Inspired by our June issue focus on tasteful living expressed through a male perspective, the cover shoot visually references the Wes Anderson short film created for Montblanc’s 100-year celebration of its iconic writing instrument, the Meisterstück. Trevor, whose fashion is as much a hallmark of his brand as the images he produces, frequently collaborates with Montblanc, presenting a timely meeting of worlds that bring to life the theme of the moment: sartorialism and signature style.



The power of instantly recognisable individuality is not only explored in our conversation, it repeatedly played out during the photoshoot as well. “I’ve always thought of my signature style in three ways,” he says when it’s my turn to hold up my phone to land a point. I hold up the ‘man-in-the-hat’ silhouette I captured during the shoot to freeze the moment for myself more than anything, to which he responds, “Exactly, I always think of iconic people and what they look like when they are backlit. You can see Marilyn Monroe in silhouette. You know what Michael Jackson’s silhouette looks like, so I worked on my own silhouette as I think it’s important to know yourself even when the lights are off. Secondly, I used my signature look to create a character. I studied film, so I understand character development, and I understand that the industry requires you to be a character. I stay true to this character because it’s important for growth, but I also need to be able to detach from the character so I can remain true to myself. My signature look also makes me stand taller; I’m not the tallest person, but when I wear a hat, I feel taller, I look taller – I am taller in the moment.”


The pen has a long-standing public and personal relationship with the capturing of story and history. Trevor, who was recently hosted by Montblanc in Los Angeles to commemorate a century of Meisterstück, likens the power of a signature style to that of a pen and how it “opens up the opportunity to make things matter, giving a longer lifespan to any moment by making it official.” How might the impact of signature iconography like that of Montblanc’s instantly identifiable rounded star or his history- making imagery be distilled and personalised in the everyday man’s life? “I don’t think you have to be a public figure to be remembered. The fact that we wake up every day gives meaning to life. Think of it as a way to romanticise your life. For example, your children will always remember how you created morning rituals for them or hosted beautiful dinners. They will remember how the table was set, the music that played, how the house smelled – all of those are signature notes we end up embodying in adulthood,” he says, bringing our hour-long conversation to a poignant full stop.

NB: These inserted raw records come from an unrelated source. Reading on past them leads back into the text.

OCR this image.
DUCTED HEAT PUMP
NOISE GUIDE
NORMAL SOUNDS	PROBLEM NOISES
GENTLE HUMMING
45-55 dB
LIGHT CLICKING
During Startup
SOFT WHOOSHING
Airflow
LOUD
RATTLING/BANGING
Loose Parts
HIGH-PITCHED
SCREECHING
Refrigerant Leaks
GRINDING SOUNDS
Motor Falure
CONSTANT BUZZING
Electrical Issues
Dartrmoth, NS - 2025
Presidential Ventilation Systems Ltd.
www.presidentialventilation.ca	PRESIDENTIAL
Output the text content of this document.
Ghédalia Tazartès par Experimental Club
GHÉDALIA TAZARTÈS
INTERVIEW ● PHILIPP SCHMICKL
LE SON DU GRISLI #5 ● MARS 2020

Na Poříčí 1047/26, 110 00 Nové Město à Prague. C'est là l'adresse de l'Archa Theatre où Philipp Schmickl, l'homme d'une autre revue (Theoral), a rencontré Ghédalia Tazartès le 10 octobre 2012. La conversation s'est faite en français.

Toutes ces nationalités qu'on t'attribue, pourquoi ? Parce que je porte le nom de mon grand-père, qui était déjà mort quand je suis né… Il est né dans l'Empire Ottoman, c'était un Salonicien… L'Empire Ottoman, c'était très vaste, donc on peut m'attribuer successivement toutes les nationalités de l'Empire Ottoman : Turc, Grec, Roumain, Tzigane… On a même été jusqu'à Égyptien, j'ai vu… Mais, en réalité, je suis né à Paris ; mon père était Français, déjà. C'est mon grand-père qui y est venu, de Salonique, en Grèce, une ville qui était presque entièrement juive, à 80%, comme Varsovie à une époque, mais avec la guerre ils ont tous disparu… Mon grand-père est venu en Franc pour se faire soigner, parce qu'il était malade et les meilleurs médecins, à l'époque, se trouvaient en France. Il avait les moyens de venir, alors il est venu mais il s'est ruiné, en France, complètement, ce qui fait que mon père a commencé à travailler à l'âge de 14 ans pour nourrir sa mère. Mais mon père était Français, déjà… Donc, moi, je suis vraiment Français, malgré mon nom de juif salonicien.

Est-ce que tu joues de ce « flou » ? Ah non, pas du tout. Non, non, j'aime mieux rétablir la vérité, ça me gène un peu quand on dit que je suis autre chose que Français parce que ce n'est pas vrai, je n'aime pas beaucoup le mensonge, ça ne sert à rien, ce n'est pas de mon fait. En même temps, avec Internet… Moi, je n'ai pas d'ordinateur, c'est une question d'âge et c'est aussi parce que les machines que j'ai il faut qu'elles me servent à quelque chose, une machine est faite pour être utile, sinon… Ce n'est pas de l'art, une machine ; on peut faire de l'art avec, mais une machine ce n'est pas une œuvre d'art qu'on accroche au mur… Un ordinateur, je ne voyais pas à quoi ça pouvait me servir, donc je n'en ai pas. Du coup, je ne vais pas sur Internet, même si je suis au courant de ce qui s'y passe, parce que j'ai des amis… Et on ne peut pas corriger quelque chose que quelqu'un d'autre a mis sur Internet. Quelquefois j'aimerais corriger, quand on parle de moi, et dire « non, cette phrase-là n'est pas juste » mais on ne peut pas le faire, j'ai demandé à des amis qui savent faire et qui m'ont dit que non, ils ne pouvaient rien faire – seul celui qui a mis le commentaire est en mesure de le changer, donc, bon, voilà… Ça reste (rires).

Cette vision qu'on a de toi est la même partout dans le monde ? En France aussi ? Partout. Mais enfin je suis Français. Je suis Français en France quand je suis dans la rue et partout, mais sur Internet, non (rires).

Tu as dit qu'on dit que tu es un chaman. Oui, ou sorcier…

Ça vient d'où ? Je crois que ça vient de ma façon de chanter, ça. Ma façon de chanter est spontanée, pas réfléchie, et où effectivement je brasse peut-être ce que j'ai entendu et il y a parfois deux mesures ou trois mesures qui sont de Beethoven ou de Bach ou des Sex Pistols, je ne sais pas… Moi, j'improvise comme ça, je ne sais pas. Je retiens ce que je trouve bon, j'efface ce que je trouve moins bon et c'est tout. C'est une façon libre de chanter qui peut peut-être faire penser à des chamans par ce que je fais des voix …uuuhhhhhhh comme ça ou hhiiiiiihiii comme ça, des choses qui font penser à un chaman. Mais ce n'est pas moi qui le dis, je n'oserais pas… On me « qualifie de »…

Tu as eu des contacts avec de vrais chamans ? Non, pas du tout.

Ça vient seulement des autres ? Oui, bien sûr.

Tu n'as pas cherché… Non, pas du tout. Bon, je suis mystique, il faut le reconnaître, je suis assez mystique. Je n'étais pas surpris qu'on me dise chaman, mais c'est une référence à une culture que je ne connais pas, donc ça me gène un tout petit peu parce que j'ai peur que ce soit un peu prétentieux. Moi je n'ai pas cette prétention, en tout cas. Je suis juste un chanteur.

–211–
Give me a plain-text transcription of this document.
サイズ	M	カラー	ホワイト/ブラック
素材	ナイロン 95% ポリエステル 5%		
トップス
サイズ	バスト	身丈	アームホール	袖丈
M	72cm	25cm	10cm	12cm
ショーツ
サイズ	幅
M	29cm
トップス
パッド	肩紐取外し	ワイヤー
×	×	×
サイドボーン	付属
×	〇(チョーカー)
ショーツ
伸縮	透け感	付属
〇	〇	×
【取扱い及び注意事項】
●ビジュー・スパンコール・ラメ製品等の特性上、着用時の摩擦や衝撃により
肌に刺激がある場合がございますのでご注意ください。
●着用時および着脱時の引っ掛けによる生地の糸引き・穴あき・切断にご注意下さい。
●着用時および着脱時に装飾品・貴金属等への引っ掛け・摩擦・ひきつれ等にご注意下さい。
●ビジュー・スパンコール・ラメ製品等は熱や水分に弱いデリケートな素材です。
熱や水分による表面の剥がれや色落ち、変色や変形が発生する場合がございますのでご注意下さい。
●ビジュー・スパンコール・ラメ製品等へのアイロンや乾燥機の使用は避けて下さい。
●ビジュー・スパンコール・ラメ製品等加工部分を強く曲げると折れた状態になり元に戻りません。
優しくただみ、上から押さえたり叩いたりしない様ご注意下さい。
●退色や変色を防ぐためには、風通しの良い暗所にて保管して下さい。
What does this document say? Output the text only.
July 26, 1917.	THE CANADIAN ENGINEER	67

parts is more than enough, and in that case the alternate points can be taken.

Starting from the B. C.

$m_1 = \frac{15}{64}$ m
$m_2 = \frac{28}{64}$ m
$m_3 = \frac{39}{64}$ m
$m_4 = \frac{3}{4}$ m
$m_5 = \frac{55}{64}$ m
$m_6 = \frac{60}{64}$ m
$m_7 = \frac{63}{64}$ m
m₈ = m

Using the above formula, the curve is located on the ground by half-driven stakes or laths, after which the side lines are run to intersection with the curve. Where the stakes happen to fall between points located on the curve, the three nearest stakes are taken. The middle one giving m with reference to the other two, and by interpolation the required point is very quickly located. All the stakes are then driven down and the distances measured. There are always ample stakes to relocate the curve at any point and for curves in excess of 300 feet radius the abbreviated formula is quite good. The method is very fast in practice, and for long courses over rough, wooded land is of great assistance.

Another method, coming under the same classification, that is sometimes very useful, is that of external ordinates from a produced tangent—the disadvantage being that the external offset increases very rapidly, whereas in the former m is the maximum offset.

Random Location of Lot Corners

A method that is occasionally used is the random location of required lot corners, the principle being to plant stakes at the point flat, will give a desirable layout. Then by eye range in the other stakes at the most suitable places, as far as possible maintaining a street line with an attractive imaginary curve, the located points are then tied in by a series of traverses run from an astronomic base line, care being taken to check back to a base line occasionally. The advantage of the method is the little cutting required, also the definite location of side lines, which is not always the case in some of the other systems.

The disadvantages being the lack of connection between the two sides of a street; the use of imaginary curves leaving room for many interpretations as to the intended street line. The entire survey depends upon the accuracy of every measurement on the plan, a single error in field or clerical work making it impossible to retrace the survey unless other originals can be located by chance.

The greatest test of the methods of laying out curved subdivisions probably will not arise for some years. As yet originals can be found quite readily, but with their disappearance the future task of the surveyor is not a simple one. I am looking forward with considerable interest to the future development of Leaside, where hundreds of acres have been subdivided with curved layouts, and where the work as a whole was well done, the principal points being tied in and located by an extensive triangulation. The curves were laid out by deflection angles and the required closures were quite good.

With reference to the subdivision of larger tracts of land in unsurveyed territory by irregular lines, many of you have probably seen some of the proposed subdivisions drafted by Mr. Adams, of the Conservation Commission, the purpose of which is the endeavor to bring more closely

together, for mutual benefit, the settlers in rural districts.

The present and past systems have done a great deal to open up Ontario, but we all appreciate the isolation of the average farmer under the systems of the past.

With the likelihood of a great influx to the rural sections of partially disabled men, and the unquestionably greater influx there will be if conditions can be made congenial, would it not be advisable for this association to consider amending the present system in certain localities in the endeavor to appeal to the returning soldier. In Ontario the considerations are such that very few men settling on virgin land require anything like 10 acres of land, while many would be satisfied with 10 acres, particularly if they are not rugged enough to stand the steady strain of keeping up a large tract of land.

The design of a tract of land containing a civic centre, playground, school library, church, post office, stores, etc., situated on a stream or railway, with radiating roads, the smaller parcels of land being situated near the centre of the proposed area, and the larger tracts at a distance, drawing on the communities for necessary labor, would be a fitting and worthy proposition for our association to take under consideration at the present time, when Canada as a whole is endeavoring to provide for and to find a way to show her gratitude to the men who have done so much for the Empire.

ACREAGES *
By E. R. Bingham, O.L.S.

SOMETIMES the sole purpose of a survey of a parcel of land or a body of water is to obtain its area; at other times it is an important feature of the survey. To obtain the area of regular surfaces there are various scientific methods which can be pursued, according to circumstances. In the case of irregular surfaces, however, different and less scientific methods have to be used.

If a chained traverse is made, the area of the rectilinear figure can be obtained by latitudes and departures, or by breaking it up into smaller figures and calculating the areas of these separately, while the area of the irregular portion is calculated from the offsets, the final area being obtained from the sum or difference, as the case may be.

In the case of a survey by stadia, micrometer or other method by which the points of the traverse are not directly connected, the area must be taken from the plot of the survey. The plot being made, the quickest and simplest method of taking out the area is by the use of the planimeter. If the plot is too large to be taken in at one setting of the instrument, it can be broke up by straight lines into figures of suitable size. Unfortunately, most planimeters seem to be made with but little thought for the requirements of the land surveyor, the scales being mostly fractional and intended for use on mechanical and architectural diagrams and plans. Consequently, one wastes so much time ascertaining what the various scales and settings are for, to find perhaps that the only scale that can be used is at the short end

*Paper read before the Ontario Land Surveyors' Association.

On my way out of his office, I request a copy of Reflecting B(l)ack, the limited-edition Pan-African book Trevor recently published, featuring works from photographers depicting a ‘right now’ snapshot of contemporary Africa. Launched under The Manor, a platform he founded to create community for artists, the thought strikes me that the restoration of institutionalised knowledge and the active archiving and preservation of our existence will hopefully immortalise names like Trevor Stuurman for 100 years and beyond, just as the Meisterstück’s legacy has endured. As a parting shot, he signs my copy: “To Ntokozo, stay in your magic. Love Trevor Stuurman,” leaving me with a knowing feeling that the note and signature I watched him write in real-time will one day be an invaluable slice of history.